64 thoughts on “Climate Crank Self-Tanks

  1. William Happer will leave his post as a senior director on the National Security Council on Friday.

    HUZZAH

    Happer's departure comes a day after National Security Adviser John Bolton abruptly resigned amid a dispute with President Trump over holding negotiations with the Taliban.

    This is Collateral Damage I can get behind.

    Bolton supported Happer's effort to try to weaken the science backing the National Climate Assessment.

    Just the latest reason to drive this awful bastard and his disturbing mustache from civilized society. Where's an ostrakon when you really need one?
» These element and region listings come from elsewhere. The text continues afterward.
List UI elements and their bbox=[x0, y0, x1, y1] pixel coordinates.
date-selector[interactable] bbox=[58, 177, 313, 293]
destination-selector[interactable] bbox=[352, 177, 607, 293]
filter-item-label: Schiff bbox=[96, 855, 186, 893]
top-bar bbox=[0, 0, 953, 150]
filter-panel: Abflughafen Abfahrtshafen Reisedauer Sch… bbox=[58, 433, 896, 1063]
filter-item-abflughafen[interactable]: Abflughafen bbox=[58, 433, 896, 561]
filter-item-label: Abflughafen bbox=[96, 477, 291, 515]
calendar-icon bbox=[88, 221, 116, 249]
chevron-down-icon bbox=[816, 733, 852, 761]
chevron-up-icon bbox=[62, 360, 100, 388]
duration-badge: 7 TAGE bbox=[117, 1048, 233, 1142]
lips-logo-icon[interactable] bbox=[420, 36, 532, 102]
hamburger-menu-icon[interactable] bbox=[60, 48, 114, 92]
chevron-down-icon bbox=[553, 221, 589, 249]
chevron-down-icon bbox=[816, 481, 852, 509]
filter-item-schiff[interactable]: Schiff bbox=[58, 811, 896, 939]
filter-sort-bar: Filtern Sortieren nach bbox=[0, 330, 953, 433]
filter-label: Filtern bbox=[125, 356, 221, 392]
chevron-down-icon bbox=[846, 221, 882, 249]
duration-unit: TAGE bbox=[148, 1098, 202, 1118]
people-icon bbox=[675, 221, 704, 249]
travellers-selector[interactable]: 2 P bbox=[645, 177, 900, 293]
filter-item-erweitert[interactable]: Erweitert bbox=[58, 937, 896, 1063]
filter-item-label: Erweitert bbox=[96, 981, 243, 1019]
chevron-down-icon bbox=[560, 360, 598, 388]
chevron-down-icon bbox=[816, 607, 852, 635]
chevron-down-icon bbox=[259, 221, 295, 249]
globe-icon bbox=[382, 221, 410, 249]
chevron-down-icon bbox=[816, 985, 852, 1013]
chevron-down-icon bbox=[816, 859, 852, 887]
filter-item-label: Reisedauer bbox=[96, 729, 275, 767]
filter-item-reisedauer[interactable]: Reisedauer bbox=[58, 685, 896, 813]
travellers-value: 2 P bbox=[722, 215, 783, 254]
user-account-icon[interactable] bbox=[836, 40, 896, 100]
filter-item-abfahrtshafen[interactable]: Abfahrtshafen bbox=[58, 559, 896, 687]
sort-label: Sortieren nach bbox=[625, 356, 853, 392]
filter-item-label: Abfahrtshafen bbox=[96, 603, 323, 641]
    Happer, who is not formally trained in climate science but is an accomplished physicist at Princeton University,

    So a guy who really doesn't know fuck-all about climate science and subscribes to bizarrely improbable crank theories nails a top slot on the National Security Council. I have questions about this administration's hiring methodology.

  2. Deadspin:
    Cleveland Browns Ban Wrong Guy From Stadium For Beer-Pouring Incident

    TomSpanks12
    9/11/19 12:58pm
    The Browns are just never-forgetting 9/11 by going after the wrong guy.

  3. My old colleagues at the now-subsumed-into-the-Parsons-mothership firm Engineering-Science had a contract with Shell to monitor the remediation of leaky old underground storage tanks at all their gas stations all over the country. Such odious jobs were referred to as "tank-yanks" and title of this post takes me back.

    Shell at that time also owned the |Wood River Refinery| near St Louis and our landscape architects were given the task of designing a more aesthetically satisfactory entrance. The did so, adding berms to hide some of the ugliness and display Shell's pecten, and lots of nice green things to make it fit in better with the Roxana IL environment, such as it was. The plants lasted about three months before capitulating to the ambient air "quality."

        1. If you put a sheet on the floor, sit in the middle of the sheet and DO NOT step off the sheet you are pretty safe from Bret Stephenses.

          1. Saw a guy do that. Buncha tree-huggers hanging out in this old double-wide
            waiting for insturctions on how to destroy the U.S.A. Don't remember why the dude leapt-up
            and tried to dash outside, but the sliding door was closed. Bounced right back on his ass.
            Coulda been worse I suppose, the glass held.

      1. lex@luthatron
        ·Sep 11
        Replying to @donmoyn and @saeen90_

        I invite Bret Stephens to come to my house, eat a three course meal and then lie down with my dogs to see if he gets fleas, while I call him a bedbug

    1. I did, a little. According to my on-screen TV guide, it doesn't even start here for another 10 minutes. Therefore, I missed the first hour.